Mas o ponto mais alto do prazer de ouvir é quando aparece alguém capaz de juntar as duas pontas. Alguém capaz de atacar, cercar e render simultaneamente, com o seu canto e sonoridade, a inteligência alerta do ouvir consciente e a imaginação sonhadora do ouvir da entrega.
Quando isso acontece, dá-se a rara alquimia de alguma coisa mais plena e sublime: o cantar em si e a expressividade total do som me sensibilizam de uma forma tão completa e intensa quanto a trilha melódica e o sentido poético da palavra cantada.
Nomes? O mais sensato, talvez, fosse falar não em nomes, mas em momentos de iluminação. Não vou me eximir, porém, de nomear aqueles que, para mim, melhor ilustram o mistério e a fronteira de possibilidades da palavra cantada em nossa língua.
Ciente de que cada brasileiro amante da música cultiva e defende a sua constelação íntima de ídolos máximos, eis os santos de minha devoção: João Gilberto, Caetano Veloso e Marina Lima.

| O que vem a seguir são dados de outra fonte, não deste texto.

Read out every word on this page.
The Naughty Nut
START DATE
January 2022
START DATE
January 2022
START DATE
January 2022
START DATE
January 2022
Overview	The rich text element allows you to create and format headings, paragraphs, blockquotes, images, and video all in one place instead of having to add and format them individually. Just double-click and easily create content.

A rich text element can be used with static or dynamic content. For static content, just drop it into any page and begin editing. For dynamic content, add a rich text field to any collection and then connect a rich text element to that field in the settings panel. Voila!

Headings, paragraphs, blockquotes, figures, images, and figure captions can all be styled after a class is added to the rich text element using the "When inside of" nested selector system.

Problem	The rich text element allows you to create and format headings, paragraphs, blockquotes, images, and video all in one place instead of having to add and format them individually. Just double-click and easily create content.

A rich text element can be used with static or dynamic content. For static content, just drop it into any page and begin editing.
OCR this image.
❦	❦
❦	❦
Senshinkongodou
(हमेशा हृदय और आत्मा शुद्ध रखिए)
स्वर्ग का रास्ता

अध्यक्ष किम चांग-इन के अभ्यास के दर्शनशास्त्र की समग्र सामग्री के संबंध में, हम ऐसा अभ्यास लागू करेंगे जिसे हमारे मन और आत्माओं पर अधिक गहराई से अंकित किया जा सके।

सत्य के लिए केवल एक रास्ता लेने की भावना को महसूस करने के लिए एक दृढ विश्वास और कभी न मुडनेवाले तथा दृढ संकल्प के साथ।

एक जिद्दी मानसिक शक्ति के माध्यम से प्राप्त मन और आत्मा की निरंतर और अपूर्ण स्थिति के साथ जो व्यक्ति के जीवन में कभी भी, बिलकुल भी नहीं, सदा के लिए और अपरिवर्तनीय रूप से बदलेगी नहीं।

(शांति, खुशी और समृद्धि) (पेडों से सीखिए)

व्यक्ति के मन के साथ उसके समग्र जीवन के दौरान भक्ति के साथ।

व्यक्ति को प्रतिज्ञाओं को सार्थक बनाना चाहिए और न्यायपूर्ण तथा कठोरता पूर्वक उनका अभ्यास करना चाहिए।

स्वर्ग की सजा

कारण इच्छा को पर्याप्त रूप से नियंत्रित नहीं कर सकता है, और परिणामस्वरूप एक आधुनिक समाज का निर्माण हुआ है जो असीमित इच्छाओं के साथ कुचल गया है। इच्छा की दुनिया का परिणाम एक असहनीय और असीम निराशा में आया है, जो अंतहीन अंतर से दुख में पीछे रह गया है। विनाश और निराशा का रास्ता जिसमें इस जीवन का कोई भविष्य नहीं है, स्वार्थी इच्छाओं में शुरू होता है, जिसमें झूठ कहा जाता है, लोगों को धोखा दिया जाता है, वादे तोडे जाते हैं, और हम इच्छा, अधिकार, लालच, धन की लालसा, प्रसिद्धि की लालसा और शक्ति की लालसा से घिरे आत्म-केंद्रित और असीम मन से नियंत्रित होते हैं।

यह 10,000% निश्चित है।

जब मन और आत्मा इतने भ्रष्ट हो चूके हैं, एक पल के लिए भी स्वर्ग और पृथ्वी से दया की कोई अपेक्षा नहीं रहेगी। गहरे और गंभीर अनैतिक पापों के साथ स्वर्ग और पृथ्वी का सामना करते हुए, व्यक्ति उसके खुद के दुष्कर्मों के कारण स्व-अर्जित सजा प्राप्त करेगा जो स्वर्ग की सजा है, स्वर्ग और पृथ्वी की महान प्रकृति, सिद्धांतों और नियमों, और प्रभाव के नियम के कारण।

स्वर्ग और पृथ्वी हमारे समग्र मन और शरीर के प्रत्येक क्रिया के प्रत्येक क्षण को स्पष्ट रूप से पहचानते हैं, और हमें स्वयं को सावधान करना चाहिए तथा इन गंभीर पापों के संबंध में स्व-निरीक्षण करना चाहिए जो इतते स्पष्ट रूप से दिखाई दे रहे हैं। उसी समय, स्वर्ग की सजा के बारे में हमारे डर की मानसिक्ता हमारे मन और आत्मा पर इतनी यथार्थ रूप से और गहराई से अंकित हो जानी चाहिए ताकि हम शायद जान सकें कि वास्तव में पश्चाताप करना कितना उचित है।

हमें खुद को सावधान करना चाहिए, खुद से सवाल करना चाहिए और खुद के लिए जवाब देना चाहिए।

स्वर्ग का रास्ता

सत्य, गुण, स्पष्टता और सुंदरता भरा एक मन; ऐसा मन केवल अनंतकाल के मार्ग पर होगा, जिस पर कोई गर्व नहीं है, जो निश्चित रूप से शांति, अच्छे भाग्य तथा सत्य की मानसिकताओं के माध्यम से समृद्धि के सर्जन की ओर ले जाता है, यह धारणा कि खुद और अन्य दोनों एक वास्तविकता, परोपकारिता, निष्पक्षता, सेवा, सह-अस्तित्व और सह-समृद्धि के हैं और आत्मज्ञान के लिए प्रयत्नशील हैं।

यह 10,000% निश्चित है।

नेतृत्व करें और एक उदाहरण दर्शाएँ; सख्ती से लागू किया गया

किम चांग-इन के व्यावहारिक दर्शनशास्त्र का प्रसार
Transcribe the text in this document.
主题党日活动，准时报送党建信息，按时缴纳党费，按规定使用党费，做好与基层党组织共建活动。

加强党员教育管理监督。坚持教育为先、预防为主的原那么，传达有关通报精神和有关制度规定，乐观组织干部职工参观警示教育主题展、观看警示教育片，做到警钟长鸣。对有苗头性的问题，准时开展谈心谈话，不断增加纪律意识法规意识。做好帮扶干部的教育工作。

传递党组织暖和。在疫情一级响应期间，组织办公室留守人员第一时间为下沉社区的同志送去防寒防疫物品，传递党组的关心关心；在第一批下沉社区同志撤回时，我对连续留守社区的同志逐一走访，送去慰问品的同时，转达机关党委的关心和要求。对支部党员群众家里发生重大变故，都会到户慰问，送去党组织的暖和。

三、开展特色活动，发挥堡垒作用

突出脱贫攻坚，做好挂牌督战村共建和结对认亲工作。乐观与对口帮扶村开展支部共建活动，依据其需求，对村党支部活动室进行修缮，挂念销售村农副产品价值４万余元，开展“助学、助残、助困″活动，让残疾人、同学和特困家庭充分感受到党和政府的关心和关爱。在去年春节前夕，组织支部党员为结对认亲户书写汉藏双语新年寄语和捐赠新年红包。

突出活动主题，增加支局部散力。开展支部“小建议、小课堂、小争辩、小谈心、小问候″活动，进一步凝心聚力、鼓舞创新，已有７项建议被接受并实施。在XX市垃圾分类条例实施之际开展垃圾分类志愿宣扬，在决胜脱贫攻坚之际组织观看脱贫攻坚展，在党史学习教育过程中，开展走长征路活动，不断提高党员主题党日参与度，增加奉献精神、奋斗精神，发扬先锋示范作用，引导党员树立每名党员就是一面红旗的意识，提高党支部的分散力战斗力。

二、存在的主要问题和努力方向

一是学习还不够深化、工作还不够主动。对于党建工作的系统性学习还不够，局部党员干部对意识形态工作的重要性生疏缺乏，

O amor pela música, como qualquer forma de amor, jamais poderá ser racionalmente explicado. Talvez chegue o dia em que os avanços da neurociência nos mostrem tintim por tintim por que certas vozes e sons específicos fazem o que fazem com o cérebro de cada um. O absurdo é supor que esse tipo de saber objetivo e externo dará conta da vivência subjetiva e pessoal de quem ouve e se encanta.
Quanto a mim, uma coisa é certa: ouvindo o recém-lançado "Pierrot do Brasil" de Marina tenho a sorte e a felicidade de me sentir como se eu fosse uma espécie de Agostinho pecador e desprovido de culpa.